How Narcissistic Co-Parents Use the Children's Therapist Against You
Your child's therapist is supposed to be a neutral professional whose only interest is your child's wellbeing. In high-conflict co-parenting situations, that therapist can become another front in the conflict — targeted, influenced, and sometimes weaponized — without ever intending to be.
This isn't about bad therapists. It's about a specific pattern that shows up when one co-parent has high-conflict traits, and knowing it exists helps you respond to it appropriately.
How It Starts
The therapist relationship typically begins with intake. One parent — often the one who initiated therapy, often the one with more flexible daytime availability — has more initial access to the therapist. They present the context. They explain what's been happening. They frame what the child needs.
That first framing shapes everything that follows.
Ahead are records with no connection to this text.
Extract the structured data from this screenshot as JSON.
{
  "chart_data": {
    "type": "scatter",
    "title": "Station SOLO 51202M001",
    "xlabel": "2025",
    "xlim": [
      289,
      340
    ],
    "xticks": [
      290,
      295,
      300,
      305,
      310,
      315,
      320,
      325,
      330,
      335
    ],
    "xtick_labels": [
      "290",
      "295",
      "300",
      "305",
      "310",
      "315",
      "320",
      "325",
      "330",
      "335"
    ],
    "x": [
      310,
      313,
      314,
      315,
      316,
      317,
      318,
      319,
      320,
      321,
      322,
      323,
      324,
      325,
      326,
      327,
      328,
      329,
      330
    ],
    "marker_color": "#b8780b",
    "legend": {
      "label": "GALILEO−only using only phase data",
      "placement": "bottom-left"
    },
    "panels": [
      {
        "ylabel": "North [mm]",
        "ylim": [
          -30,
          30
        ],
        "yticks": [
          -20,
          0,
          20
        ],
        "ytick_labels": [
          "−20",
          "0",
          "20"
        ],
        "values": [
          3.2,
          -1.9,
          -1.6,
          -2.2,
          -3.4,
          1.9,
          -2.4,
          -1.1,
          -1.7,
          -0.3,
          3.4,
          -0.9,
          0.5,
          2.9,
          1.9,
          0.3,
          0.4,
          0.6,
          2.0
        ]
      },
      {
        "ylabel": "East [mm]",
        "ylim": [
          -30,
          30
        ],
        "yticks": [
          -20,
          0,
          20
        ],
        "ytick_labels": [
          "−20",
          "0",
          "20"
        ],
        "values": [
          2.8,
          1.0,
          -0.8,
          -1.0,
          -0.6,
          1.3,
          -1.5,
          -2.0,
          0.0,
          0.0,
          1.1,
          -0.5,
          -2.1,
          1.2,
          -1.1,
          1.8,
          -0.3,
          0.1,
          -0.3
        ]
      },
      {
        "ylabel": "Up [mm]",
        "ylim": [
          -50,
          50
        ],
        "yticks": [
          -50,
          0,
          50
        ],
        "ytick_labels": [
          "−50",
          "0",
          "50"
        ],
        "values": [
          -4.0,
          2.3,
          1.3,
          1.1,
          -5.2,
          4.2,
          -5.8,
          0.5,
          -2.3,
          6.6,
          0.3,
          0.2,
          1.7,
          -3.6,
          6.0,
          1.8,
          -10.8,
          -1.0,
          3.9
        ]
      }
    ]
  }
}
A narcissistic or high-conflict parent is often extremely effective in professional settings. They're articulate, composed, concerned — presenting as the parent who is worried about the child's wellbeing and simply trying to get them help. The account they give the therapist will be their account of the family dynamic, including their account of you.
By the time you have contact with the therapist, the frame has been set.
Common Patterns
Loading the therapist with a one-sided narrative. The other parent spends significant time in parent consultations (or calls between sessions) presenting you as the problem — unstable, uncooperative, abusive, alienating. The therapist hasn't observed this. They've been told it. Over time, if they hear only one version consistently, it shapes their perspective.
Using the child as a vehicle. Children in play therapy will naturally process what's happening at home. A parent who consistently coaches a child before sessions — planting particular concerns, framing events in particular ways, or expressing distress about the other parent in ways the child absorbs — is effectively scripting the therapy.
Misrepresenting what the therapist said. "The therapist agrees that you're the problem." "The therapist thinks the children need to spend more time with me." Unless you've spoken directly to the therapist, you have no way to verify these claims. They may be fabricated, exaggerated, or the result of selective presentation.
Attempting to exclude you from communication. Requesting that the therapist communicate only with them. Presenting themselves as the primary parent. Making it logistically difficult for you to have your own contact with the therapist.
Using therapy notes or statements in legal proceedings. In custody disputes, therapist observations and reports can be introduced as evidence. A therapist who has been given a one-sided account of your parenting may produce notes or statements that reflect that account.
How to Protect Yourself and Your Child
Establish your relationship with the therapist directly and early.
Contact the therapist yourself — by phone or email — early in the therapy relationship. Introduce yourself. Express your interest in your child's wellbeing. Ask about how parent communication is handled and how you can stay informed within the bounds of the child's confidentiality.
This isn't about undermining the other parent. It's about establishing that you are also a present, invested parent with access to the professional.
Clarify consent and communication rights.
Both legal parents typically have the right to access their child's mental health information and communicate with their child's therapist, absent a court order restricting this. If the other parent is attempting to exclude you, this is worth discussing directly with the therapist and, if necessary, with your attorney.
Provide your perspective — once, clearly.
You don't need to wage a campaign. A single, clear, professional communication to the therapist — explaining your perspective on the family dynamics, the co-parenting situation, and any specific concerns you have about what the child may be presenting or processing — is appropriate and useful. Keep it factual. No character attacks. Let the therapist draw their own conclusions.
Don't coach your child about therapy.
This is both ethically correct and strategically important. A child who seems coached is a red flag to any competent therapist, regardless of which parent is doing the coaching. Let your child process their own experience. If they bring home things from therapy, receive it warmly and don't interrogate.
If the therapist seems compromised, consult your attorney.
If the therapist appears to have accepted a significantly one-sided narrative and is producing reports or recommendations that seem to reflect that narrative rather than an independent clinical assessment, this is worth discussing with your attorney. In some cases, requesting a new therapist — or raising concerns with a guardian ad litem or custody evaluator — is appropriate.
Consider requesting a parenting coordinator.
A parenting coordinator is a neutral professional (often an attorney or mental health professional) appointed specifically to help manage co-parenting disputes. Having a parenting coordinator in place can reduce the therapist's role as a de facto co-parenting referee and create a more appropriate channel for those disputes.
A Word on Good Therapists
Many children's therapists who work with high-conflict families are experienced with these dynamics and are not easily manipulated. A skilled clinician will notice coached responses, will work to establish independent contact with both parents, and will be appropriately skeptical of narratives presented by either party alone.
If your child's therapist is meeting with both parents, seeking balanced input, and maintaining appropriate clinical independence, that's a good sign. Work with them honestly.
The concern in this post is the pattern when it goes wrong — not an indictment of children's therapists generally. Most are genuinely trying to help. Understanding how they can be manipulated helps you participate constructively in the process.